Seeing as you two often work as a duo, how did you two initially connect and what inspired you to collaborate on projects moving forward?
GGJ: We met at USC and we both got accepted the same year. They have a film scoring program and it was scoring for motion pictures and television. It’s very intimate, only about 20 people. We were always together in class and we had to present our scored scenes, our homework, to the class all the time. And, me and Isabelle, we were always just like, “Yours is my favorite.” [Laughs] We then worked on a student film together and we just really like working with each other. Then, after we graduated, we started working on everything together. It’s been a wonderful joy because it can be a very solitary career. So this way we’re constantly talking to each other, sending each other files, and working on each other’s stuff.
IE: And then another aspect is that we also compliment each other so well. We come from different directions musically.
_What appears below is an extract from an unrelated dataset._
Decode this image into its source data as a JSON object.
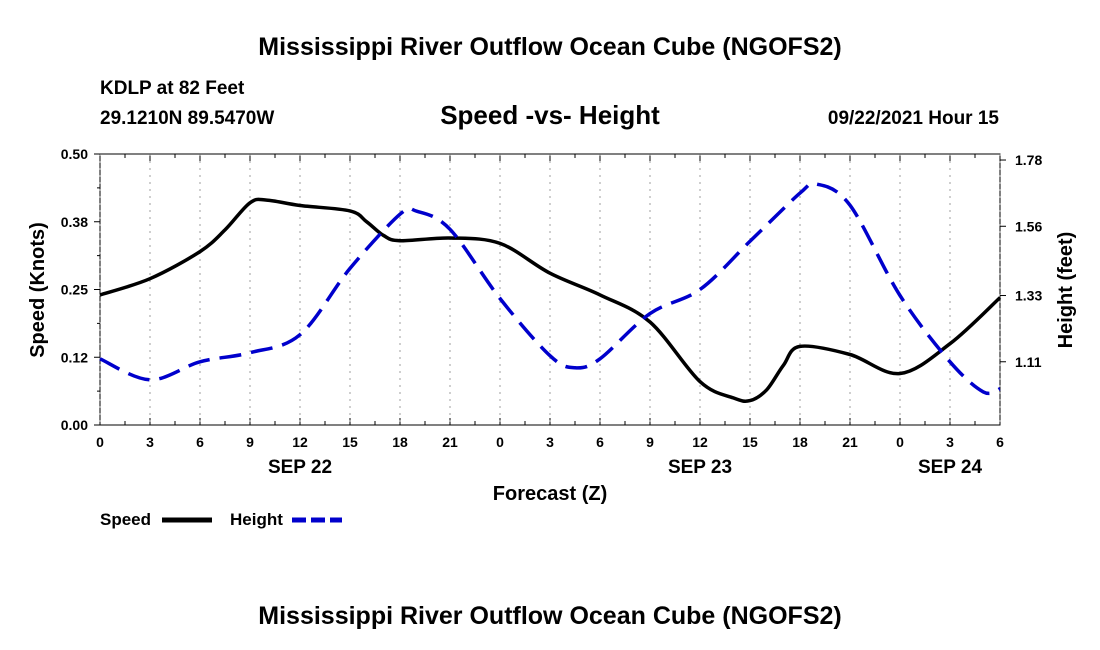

So when we meet, we have a broad palette to use, you know? I come from more of an experimental side and have a very broad background; from songwriting to jazz to pop music. And then I went into orchestral music. I love to create my own sound, create new sounds, think innovatively and you know, just try to do new things. And Gerardo, he is extremely good at melody. I always say that it’s better that he does the melody. [Laughs] So we kind of meet in the middle there, but we both do a little of everything throughout.
GGJ: Writing music for media, there can also often be a time limit aspect to it. So, we know each other, we have our strengths and our weakness, and in terms of efficiency, I can be like, “Oh, Isabelle, you should take this. You can definitely do this part really easily.” And vice-versa. Oftentimes we will both write material too. Or let’s say I just make a bunch of melodies and then Isabelle will take a part and say, “Oh, this would be perfect here.” Then she adapts and arranges it and makes whatever sounds she wants to make off of that. It’s very, very fun and it’s a great collaboration. We learn a lot from each other and I’m much better myself because I work with her.
MADRES is now streaming on Amazon Prime Video as part of the Welcome to the Blumhouse film series.